The third line is the repeater 2 reshouting the command and raw acknowledged by node 4 the destination.
The device node 4 then immediately replies with an ACK using a route defined in memory in Node 4. This ACK just says the node has the command not that it has acted on it.
It has used in this case a reverse of the outbound route but this is not always the case as the routing table and the return route are independently managed.
The fourth is the ACK from node 4 and raw acknowledged by node 2
The fifth is the ACK reshouted by node 2 and raw acknowledged by node 107
The sixth is the ACK reshouted by node 107 and raw acknowledged by the destination
The last just confirms the ACK made it from 4 back to 1
We have success and as long as the device has done what it was asked to do it has switched on.
Clearly there is no guarantee that the device has switched but as long as the device is well designed and functioning correctly it will have.

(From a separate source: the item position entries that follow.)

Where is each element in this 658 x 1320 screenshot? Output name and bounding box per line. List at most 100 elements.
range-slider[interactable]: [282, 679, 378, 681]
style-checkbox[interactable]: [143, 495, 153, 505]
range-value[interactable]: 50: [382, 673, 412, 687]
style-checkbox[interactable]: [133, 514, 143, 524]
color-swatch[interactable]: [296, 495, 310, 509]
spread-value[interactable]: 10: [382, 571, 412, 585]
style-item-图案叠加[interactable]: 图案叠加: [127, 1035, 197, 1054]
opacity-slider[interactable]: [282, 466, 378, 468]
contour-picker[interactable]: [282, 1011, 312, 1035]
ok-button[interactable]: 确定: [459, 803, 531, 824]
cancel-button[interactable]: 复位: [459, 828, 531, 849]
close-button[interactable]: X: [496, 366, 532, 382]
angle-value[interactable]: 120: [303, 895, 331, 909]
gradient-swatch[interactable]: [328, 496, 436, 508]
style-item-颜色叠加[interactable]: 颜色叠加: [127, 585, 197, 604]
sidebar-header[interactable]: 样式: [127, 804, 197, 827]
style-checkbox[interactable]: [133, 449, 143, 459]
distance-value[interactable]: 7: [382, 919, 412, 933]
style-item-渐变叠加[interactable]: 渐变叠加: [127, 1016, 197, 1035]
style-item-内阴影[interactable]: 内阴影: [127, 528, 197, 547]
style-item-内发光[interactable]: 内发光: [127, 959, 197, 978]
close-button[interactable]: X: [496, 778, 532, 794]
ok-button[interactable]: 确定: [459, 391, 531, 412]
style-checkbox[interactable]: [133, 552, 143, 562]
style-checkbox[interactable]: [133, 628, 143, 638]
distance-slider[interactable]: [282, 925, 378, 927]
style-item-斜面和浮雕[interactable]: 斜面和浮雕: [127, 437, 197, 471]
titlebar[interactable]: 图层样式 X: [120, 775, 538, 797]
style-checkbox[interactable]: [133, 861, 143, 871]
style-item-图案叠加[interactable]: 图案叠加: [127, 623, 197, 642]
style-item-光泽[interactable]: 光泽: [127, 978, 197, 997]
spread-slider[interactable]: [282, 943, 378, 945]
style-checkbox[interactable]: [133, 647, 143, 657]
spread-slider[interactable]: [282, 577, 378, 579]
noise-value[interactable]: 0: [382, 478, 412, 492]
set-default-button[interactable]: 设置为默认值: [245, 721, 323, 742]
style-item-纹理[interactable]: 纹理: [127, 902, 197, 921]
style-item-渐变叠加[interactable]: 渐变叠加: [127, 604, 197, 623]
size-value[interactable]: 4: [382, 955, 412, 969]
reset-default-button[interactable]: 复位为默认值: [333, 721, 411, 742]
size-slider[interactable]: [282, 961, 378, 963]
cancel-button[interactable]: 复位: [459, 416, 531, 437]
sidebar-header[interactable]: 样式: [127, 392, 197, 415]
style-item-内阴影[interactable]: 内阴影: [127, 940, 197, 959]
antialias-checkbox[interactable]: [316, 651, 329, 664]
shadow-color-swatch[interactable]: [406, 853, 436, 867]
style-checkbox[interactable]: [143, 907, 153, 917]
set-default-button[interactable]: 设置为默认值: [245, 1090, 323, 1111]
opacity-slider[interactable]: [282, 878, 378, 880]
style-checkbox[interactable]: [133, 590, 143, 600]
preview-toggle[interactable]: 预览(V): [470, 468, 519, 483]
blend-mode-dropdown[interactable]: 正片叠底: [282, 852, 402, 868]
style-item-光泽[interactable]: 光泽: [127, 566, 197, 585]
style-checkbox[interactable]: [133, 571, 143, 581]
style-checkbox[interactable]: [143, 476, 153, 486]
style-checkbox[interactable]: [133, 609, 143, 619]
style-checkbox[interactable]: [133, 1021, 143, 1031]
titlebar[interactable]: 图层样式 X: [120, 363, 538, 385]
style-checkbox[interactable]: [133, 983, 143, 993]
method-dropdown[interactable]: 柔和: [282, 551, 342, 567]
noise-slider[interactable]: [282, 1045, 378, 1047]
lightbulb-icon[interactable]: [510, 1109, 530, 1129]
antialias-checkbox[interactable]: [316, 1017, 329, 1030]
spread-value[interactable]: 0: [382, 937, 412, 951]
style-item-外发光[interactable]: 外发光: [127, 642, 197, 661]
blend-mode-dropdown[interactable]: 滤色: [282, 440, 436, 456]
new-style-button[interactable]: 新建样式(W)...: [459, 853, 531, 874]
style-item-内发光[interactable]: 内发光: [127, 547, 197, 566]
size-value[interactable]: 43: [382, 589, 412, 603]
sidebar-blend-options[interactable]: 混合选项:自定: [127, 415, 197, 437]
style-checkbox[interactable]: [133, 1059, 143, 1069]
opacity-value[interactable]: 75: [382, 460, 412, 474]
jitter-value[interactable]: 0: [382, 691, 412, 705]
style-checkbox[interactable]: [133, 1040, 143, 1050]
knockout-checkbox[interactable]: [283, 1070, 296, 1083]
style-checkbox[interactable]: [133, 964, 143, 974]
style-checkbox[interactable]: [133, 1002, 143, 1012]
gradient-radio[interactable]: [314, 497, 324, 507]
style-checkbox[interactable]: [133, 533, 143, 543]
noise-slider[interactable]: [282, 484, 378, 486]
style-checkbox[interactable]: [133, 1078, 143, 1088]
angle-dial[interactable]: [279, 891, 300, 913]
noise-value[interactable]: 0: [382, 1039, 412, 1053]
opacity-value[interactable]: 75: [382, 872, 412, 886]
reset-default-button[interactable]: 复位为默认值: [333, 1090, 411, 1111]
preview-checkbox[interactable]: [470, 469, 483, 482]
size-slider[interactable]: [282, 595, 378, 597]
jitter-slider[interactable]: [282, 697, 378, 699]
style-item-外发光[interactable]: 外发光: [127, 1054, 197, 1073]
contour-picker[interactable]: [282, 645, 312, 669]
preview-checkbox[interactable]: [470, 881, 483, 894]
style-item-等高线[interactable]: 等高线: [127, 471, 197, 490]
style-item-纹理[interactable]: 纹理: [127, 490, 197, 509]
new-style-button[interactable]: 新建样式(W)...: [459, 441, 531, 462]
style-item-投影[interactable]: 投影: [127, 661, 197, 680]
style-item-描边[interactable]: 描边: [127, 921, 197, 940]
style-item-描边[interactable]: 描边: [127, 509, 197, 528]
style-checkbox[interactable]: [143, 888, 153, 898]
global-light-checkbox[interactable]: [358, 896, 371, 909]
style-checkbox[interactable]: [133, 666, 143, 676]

Next a report going from a device to another device. In this case a device reporting a change to the controller.
The device has the route to the controller stored as a return route. It would have the route to any other associated devices also.
Here is the zniffer trace.
In this case only one repeater but you can see a good return with ACK from the controller.
Now lets see the first level of retry that is in the raw communication level as zniffer shows it.
So why the difference?
What you see here I believe is a retry at the base level. What I referred to as the raw acknowledgement earlier was not received or some other issue with the communication. I find it hard to understand/explain the lines in zniffer but I believe the transmission was retried and succeeded.This can be very confusing as in the trace it looks like the ACK made it first time but what zniffer picks up from the radio signal is not exactly what the nodes see. It is likely in this case that while zniffer picked up the raw acknowledgement, for some reason the node did not in a timely way so th ACK was sent again.
So this is the same route working perfectly and not long after with a minor glitch that recovered. These low level issues could be looked at with a lower level tool but they are generally transient and if they are not they show as issues in the higher levels.
That is the first level of resilience in the zwave network.